La psychedelia al potere, come (quasi) sempre. Follia ben calibrata e nulla di lineare rendono superlativa l'arte allucinata e sfaccettata di questa band fluida ed inafferrabile. Se no i xe mati no li volemo? Sarà: invece, ad impressionare è l'astuta lucidità con la quale Nicola Stefanato & friends conducono - chissà poi dove - un pugno di canzoni ipnotiche, stravolte, indefinibili. Di recente hanno aperto all'Alcatraz di Milano per i Flaming Lips: basta la parola, e più non dimandare.
(brano migliore: ''Horizon of barking dogs'')

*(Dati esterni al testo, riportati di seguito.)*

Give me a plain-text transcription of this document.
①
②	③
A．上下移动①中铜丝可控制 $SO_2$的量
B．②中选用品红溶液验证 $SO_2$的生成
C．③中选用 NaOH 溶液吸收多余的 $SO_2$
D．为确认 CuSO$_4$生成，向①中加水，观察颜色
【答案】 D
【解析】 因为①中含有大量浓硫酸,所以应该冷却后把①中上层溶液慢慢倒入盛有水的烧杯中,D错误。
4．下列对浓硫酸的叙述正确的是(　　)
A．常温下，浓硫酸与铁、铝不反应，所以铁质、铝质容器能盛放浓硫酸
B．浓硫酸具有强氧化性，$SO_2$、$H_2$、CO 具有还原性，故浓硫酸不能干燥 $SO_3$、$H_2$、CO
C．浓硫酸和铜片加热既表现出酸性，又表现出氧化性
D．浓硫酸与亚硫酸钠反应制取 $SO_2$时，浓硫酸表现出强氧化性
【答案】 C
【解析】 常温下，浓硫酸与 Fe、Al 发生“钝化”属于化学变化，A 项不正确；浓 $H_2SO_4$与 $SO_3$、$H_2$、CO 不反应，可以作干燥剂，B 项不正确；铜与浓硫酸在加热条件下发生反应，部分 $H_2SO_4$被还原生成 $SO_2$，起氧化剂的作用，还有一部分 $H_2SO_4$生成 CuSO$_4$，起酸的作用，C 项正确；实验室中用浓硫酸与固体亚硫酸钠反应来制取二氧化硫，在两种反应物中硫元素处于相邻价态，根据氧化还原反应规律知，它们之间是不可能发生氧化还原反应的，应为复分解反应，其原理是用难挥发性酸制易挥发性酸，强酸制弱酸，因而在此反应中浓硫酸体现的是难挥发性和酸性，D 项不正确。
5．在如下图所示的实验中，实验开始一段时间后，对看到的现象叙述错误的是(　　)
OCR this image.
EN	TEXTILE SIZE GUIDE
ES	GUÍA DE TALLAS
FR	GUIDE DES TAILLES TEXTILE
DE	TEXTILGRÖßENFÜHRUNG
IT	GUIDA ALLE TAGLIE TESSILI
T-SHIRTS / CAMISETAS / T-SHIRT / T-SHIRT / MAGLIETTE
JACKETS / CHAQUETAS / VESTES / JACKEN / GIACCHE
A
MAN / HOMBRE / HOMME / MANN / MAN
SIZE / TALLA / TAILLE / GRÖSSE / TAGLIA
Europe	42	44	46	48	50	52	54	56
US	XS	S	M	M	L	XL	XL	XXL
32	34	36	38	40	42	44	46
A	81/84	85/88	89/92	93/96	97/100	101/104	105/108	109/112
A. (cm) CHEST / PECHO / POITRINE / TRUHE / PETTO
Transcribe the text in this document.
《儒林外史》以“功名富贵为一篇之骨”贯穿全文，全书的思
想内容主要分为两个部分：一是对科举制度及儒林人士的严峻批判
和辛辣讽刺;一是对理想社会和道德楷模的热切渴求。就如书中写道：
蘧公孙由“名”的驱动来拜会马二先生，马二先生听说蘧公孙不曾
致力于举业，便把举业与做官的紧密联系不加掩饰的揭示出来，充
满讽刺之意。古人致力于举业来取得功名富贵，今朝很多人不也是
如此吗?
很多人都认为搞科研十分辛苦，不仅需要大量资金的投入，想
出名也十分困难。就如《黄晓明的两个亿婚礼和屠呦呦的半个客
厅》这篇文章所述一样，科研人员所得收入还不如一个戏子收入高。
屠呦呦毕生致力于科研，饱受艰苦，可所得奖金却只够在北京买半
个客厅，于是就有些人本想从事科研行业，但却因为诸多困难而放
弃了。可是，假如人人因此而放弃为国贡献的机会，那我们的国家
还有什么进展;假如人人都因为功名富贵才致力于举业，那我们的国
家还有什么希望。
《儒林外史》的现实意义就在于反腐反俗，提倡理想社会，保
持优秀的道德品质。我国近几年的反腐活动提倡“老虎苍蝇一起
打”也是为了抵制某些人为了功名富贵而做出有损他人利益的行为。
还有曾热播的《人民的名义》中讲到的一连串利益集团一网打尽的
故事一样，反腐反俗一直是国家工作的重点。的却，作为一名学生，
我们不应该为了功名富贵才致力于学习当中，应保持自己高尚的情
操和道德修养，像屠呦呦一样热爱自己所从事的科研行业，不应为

(recensione su Music Map: ''qui'')

19. LOREENA McKENNITT - "Lost souls"
E' sempre un piacere, madame, regale e vittoriana come in un quadro del tempo che fu. Statuaria e signorile, si aggira nell'hortus conclusus della sua raffinata arte velata d'antico. Diffonde un alone di raccolta purezza ed un profumo di fiori secchi. Violoncello, arpa, pianoforte a parlare di una magia lontanissima, come fosse una bedtime story senza fine. Rarefatta e cristallina, in una landa di confine tra sogno e poesia.
(brano migliore: ''Lost Souls'')
(recensione su Music Map: ''qui'')

20. COLONNELLI - "Come Dio comanda (canzoni di sangue ad alti ottani)"
Quei bravi ragazzi della provincia di Grosseto, ricordate? Ritorno in nero, se possibile ancora più aspro ed incattivito dell'esordio, che già faceva tremare i polsi. Nessuno sconto, nessun passo indietro, anzi: a violenza doppia risputano veleno in italico idioma senza perdere un'oncia di credibilità. Il rebus si complica, è notte fonda. Misteriosa ed incombente presenza nel novero dei peggiori disturbatori della quiete mentale in circolazione. Ammirate la mia opera, mortali, e disperate: amen.